All codex calls in the runner use OPENAI_BASE_URL pointing at vega-llm-proxy, so Codex never touches the real provider endpoint directly.
VPC endpoints
What they are
By default, when a container inside the VPC needs to talk to an AWS service — for example, pulling an image from ECR or writing a log to CloudWatch — the traffic leaves the VPC, travels across the public internet, and comes back to the AWS service. This means:
- You need either a NAT Gateway (adds cost and a fixed hourly charge) or a public IP on each task.
- Traffic is exposed to the public internet even though both sides are within AWS.

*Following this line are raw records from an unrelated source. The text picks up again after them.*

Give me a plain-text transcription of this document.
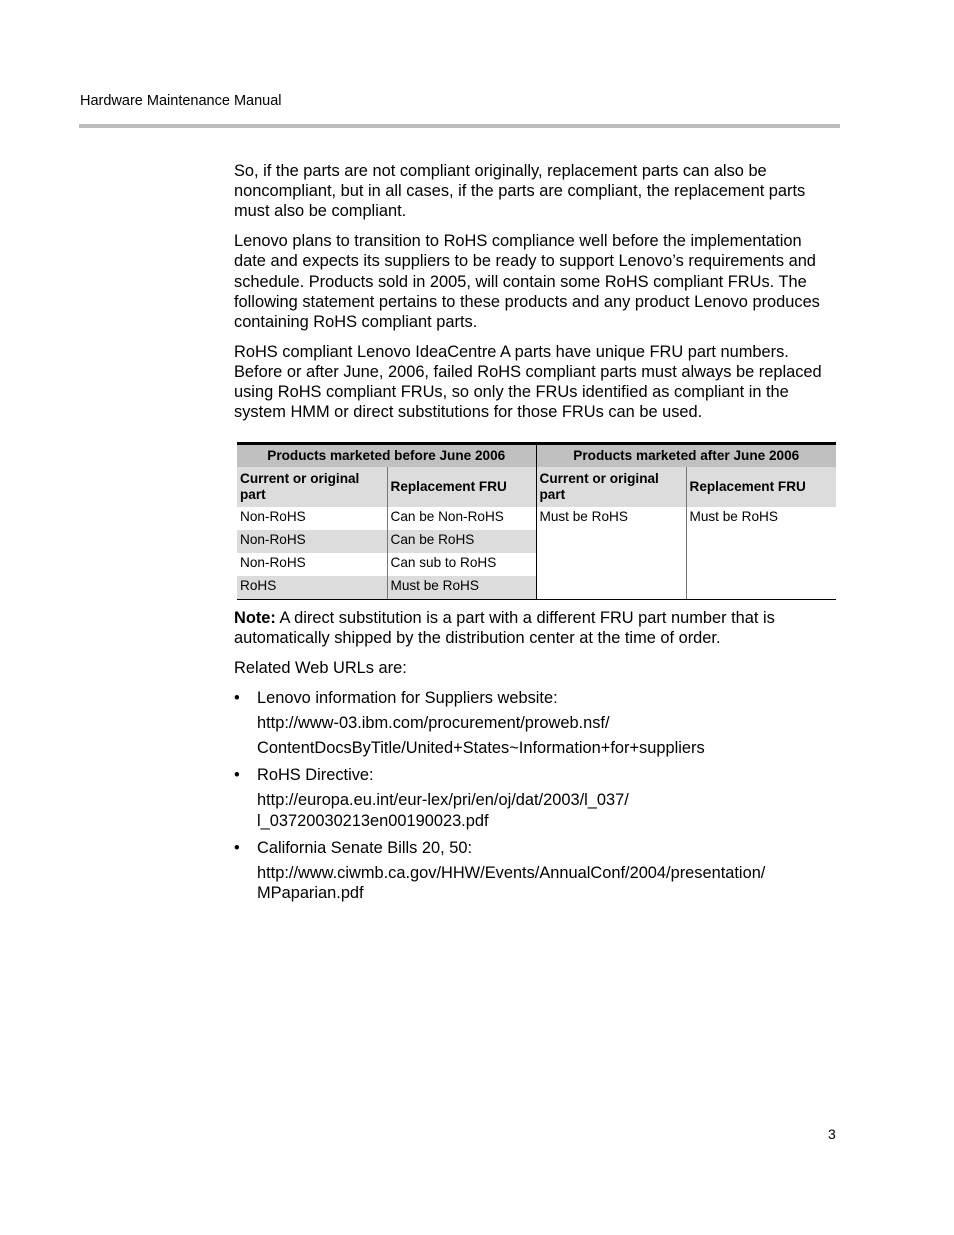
Hardware Maintenance Manual

So, if the parts are not compliant originally, replacement parts can also be noncompliant, but in all cases, if the parts are compliant, the replacement parts must also be compliant.

Lenovo plans to transition to RoHS compliance well before the implementation date and expects its suppliers to be ready to support Lenovo’s requirements and schedule. Products sold in 2005, will contain some RoHS compliant FRUs. The following statement pertains to these products and any product Lenovo produces containing RoHS compliant parts.

RoHS compliant Lenovo IdeaCentre A parts have unique FRU part numbers. Before or after June, 2006, failed RoHS compliant parts must always be replaced using RoHS compliant FRUs, so only the FRUs identified as compliant in the system HMM or direct substitutions for those FRUs can be used.

Products marketed before June 2006		Products marketed after June 2006	
Current or original part	Replacement FRU	Current or original part	Replacement FRU
Non-RoHS	Can be Non-RoHS	Must be RoHS	Must be RoHS
Non-RoHS	Can be RoHS		
Non-RoHS	Can sub to RoHS		
RoHS	Must be RoHS		

Note: A direct substitution is a part with a different FRU part number that is automatically shipped by the distribution center at the time of order.

Related Web URLs are:

• Lenovo information for Suppliers website:
http://www-03.ibm.com/procurement/proweb.nsf/
ContentDocsByTitle/United+States~Information+for+suppliers
• RoHS Directive:
http://europa.eu.int/eur-lex/pri/en/oj/dat/2003/l_037/
l_03720030213en00190023.pdf
• California Senate Bills 20, 50:
http://www.ciwmb.ca.gov/HHW/Events/AnnualConf/2004/presentation/
MPaparian.pdf
3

A VPC endpoint is a private tunnel from your VPC directly into an AWS service, entirely within the AWS network. No NAT Gateway, no public IP, no internet exposure.
Two types
| Type | How it works | Cost |
|---|---|---|
| Gateway endpoint | Adds a route entry to private route tables. Traffic to the service goes straight through the route table entry. | Free |
| Interface endpoint | Creates a private network interface (ENI) inside your subnet. DNS resolves the service hostname to this private IP. | Fixed hourly charge per AZ + small data-processing fee |
Which endpoints Vega deploys
Both dev and prod deploy the same set, defined in private_runtime_endpoint_services in infra/terraform/envs/<env>/main.tf:
| Endpoint | Type | Why it exists |
|---|---|---|
| S3 | Gateway | The vega-core-runner runs in private subnets and reads source uploads and writes scan artifacts to S3. Gateway type — free, no ENI needed. |
| ecr.api | Interface | ECS needs this to authenticate with ECR and resolve image metadata before pulling. Required for any task that pulls from ECR in a private subnet. |
| ecr.dkr | Interface | This is the Docker registry data path — the actual image layer download. ecr.api alone is not enough; both must be present for a successful image pull. |
| logs | Interface | All ECS tasks use the awslogs log driver to ship stdout/stderr to CloudWatch. Without this endpoint, private tasks lose their logs. |
| secretsmanager | Interface | Task definitions inject DATABASE_URL and other secrets at startup from Secrets Manager. Private tasks cannot start without this endpoint. |
Why there is no KMS endpoint
You might expect a KMS endpoint given that all S3 buckets are encrypted with a customer-managed KMS key (alias/vega-<env>-s3). However, the KMS endpoint is not needed because:
- S3 SSE-KMS encryption and decryption happens server-side inside S3's infrastructure. When a task calls
s3:GetObjectors3:PutObject, S3 calls KMS internally on the task's behalf. The task itself never makes a direct KMS API call. - Secrets Manager uses the AWS-managed default key (
aws/secretsmanager) — no customer-managed KMS key is involved, and the Secrets module does not pass akms_key_id. - No application code directly calls
boto3.client("kms").
The KMS endpoint was originally included alongside the other private-runtime endpoints when the runner was first moved to private subnets (commit 44cddff, May 2026), under the reasonable but incorrect assumption that SSE-KMS requires the client to call KMS directly. It was removed after confirming S3 handles those calls server-side.
Terraform location
The interface endpoints are created in the environment main.tf files:
resource "aws_vpc_endpoint" "private_runtime" {
for_each = local.private_runtime_endpoint_services
# ...
}
The S3 gateway endpoint is created in infra/terraform/modules/network/main.tf and is always enabled (enable_s3_endpoint = true).
Logs and observability
CloudWatch is AWS's logging service. Every ECS container is configured to send its stdout/stderr to a CloudWatch log group. When debugging an AWS issue, CloudWatch logs are almost always the first place to look.
Log groups follow this naming pattern: /vega/<env>/<service-name>
Relevant Terraform: infra/terraform/modules/observability/main.tf.